Inducing Programmatic Skills for Agentic Tasks
This paper addresses the challenge of enabling agents to perform specialized digital tasks, such as web navigation, by inducing programmatic skills that adapt to various environments. The proposed method, Agent Skill Induction (ASI), demonstrates improved success rates and efficiency compared to existing approaches, particularly by utilizing executable programs as skill representations.
Overview of ASI
ASI serves as a dynamic mechanism for agents to learn and apply skills during web task interactions. These skills are represented as executable programs, allowing for verification during the induction phase. ASI's programmatic approach provides significant advantages over text-based skill representations by ensuring skill correctness and composability, contributing to a 23.5% and 11.3% improvement in success rate over static and text-skill agents, respectively.
Figure 1: Inducing programmatic skills and rewriting the trajectory from an episode.
The ASI framework operates by first generating action trajectories from natural language queries.
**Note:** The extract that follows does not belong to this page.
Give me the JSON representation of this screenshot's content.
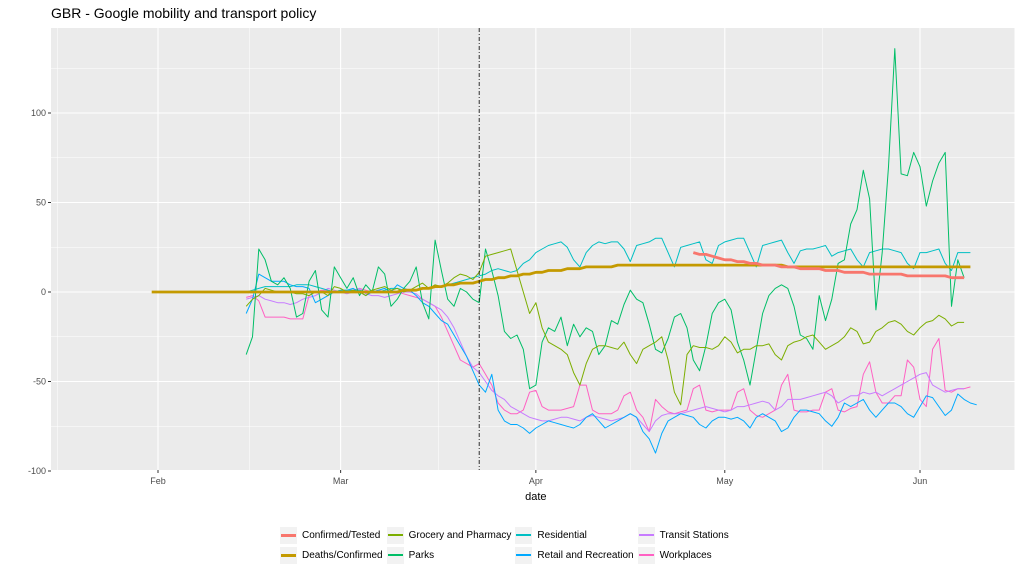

It then induces higher-level programmatic skills, such as search_product(name), through a verification process that ensures their functional validity. These verified skills are integrated into the agent's action space, enabling more efficient task resolution in future interactions.
Experimental Evaluation
WebArena Benchmark
The WebArena benchmark is employed to evaluate ASI's performance, involving a variety of web navigation tasks across different domains. ASI outperforms both static and adaptive agents by leveraging its programmatic skill induction, which streamlines task-solving procedures by abstracting complex actions into concise programmatic calls.
Scaled-Up Activities
In scenarios involving extended task sequences, ASI maintains efficiency by reducing the steps required to complete tasks. This efficiency is particularly noted in tasks that involve repetitive procedures, where program entropy offers significant advantages over traditional text-based memory augmentation methods.
Figure 2: Example scaled-up task of updating multiple addresses on shopping website.
Cross-Website Generalization
ASI's skills effectively transfer across websites within similar domains, though some skills require adaptation to new webpage designs. The programmatic structure of skills enables ASI to quickly refine or create new skills, demonstrating flexibility and robustness in diverse web environments.
Implications and Future Work
The research highlights the potential of programmatic skills in enhancing agent efficiency and success across varied digital tasks. Future developments could explore the optimal granularity of skills, stability in online evolution, and further comparisons to human expert benchmarks. Overall, ASI contributes a significant step towards adaptive agent design, with various practical and theoretical implications in AI research.
Conclusion
ASI significantly improves web agent performance through the induction of verifiable programmatic skills, showcasing greater efficiency and adaptability in both standard and scaled-up web tasks. Its ability to generalize skills across different websites underscores the potential of programmatic representations in developing autonomous digital agents.
This research opens avenues for further exploration into the dynamics of skill acquisition and application, promising advances in the efficiency and versatility of AI agents.